Researchers studied tumor samples taken from 136 patients with pancreatic endocrine neoplasms who had been treated at New York’s Memorial Sloan-Kettering Cancer Center between 1979 and 1998. Cases were first grouped according to the standard Armed Forces Institute of Pathology classification system, which looks at a variety of factors including metastatic spread, tumor size, invasion of blood vessels and rate of cell division. Researchers then regrouped the cases into low- and intermediate-grade categories, according to the rate at which cells were dividing within the tumor and whether zones of dead cells were present or absent.

The new classification system more accurately predicted the likelihood of disease recurrence or death from the tumors, said Hochwald, whose collaborators at Memorial Sloan-Kettering included pathologist Dr. David S. Klimstra and surgeons Drs. Kevin C. Conlon and Murray F. Brennan.

“Certain tumors did have a higher incidence of dividing cells and areas of dead cells (necrosis),” Hochwald added. “For instance, we looked at insulin-secreting tumors compared to other hormone-secreting tumors and found that the tumors that did not secrete insulin had a higher chance of having an elevated number of dividing cells and dead cells being present. That might help explain why patients with insulin-secreting tumors generally do better and have a better prognosis.”

The scientists also assessed other approaches that factored in size, the types of hormones tumors secreted and other criteria, but in the long run these were not as reliable, Hochwald said. In one comparison, three patients whose tumors were previously considered benign and four who had been classified as borderline were found to have had a recurrence or died. Under the new system, their tumors would have been categorized more accurately, he said.

A similar classification system has proved effective in evaluating endocrine tumors found in other organs, such as the lung.

“The advantage of our classification system is that it’s fairly easily done by pathologists in multiple places,” Hochwald said. “Areas of dead cells are fairly easy to identify, and determining the number of dividing cells is not that difficult-pathologists do that on a fairly regular basis for other tumors. If standardized in a strict fashion it can be accomplished without too much difficulty. This is a fairly simple classification system that should be able to be adapted on a widespread scale.”

Meanwhile, UF scientists plan to continue studying these tumors.

“The next step is to determine whether the presence of certain genes or molecular markers in cells can help predict how the tumors will behave,” Hochwald said.

These pancreatic endocrine tumors are variable in their behavior, said Dr.

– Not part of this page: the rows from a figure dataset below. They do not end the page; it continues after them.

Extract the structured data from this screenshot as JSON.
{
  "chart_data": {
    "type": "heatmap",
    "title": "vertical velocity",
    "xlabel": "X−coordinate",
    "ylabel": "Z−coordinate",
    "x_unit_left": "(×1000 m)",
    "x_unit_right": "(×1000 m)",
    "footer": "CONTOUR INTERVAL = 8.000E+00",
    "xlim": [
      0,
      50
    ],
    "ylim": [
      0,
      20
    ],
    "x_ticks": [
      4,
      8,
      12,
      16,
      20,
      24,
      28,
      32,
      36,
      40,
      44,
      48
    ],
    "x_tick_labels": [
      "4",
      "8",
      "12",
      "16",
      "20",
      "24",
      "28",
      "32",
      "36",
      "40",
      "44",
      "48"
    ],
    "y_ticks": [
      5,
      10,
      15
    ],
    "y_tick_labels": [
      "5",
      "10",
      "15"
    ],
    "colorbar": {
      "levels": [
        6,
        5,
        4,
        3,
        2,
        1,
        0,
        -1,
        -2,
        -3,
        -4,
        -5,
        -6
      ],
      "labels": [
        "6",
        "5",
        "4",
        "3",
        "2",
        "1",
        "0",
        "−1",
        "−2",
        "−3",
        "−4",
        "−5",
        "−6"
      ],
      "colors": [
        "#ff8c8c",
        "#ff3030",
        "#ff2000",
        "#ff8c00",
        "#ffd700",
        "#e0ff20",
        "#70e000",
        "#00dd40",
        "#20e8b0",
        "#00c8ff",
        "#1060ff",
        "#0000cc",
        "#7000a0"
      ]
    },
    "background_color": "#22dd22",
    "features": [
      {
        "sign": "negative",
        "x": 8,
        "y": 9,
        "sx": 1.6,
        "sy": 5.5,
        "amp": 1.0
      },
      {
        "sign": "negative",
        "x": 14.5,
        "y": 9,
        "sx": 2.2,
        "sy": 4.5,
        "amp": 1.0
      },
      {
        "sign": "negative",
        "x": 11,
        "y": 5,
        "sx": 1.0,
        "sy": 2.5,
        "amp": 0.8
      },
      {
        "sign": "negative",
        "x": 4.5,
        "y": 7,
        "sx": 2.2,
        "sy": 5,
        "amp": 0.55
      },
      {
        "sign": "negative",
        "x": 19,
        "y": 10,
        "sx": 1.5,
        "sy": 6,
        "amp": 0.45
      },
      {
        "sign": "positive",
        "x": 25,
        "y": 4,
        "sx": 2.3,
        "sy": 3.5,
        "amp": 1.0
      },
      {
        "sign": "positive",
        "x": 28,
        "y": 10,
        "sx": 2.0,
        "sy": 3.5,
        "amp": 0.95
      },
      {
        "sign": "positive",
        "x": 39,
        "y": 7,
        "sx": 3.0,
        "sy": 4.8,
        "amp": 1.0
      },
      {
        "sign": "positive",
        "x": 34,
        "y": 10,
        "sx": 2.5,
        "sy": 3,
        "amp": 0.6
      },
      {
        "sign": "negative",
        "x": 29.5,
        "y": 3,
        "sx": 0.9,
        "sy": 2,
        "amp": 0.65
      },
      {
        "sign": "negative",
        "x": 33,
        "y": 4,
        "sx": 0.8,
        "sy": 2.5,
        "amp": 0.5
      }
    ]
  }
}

Gerard M. Doherty, the Thompson professor and chief of general surgery at the University of Michigan-Ann Arbor.

“Some patients’ tumors grow slowly, and they may co-exist with them for years,” Doherty said. “Other people have tumors that grow quickly, spread widely and kill them rapidly. If we can distinguish one from the other, then we may be able to tailor the therapy to fit the disease.

“Accurate and reproducible tumor classification systems are important for being able to give people an accurate prognosis and for making reasonable plans for tumor therapy,” he said. “Our near future will certainly include the frequent molecular classification of tumors in order to distinguish the inner workings of tumors cells; Dr. Hochwald’s findings should reflect the molecular function of the tumor. This can allow specific designs for therapy to treat the disease.”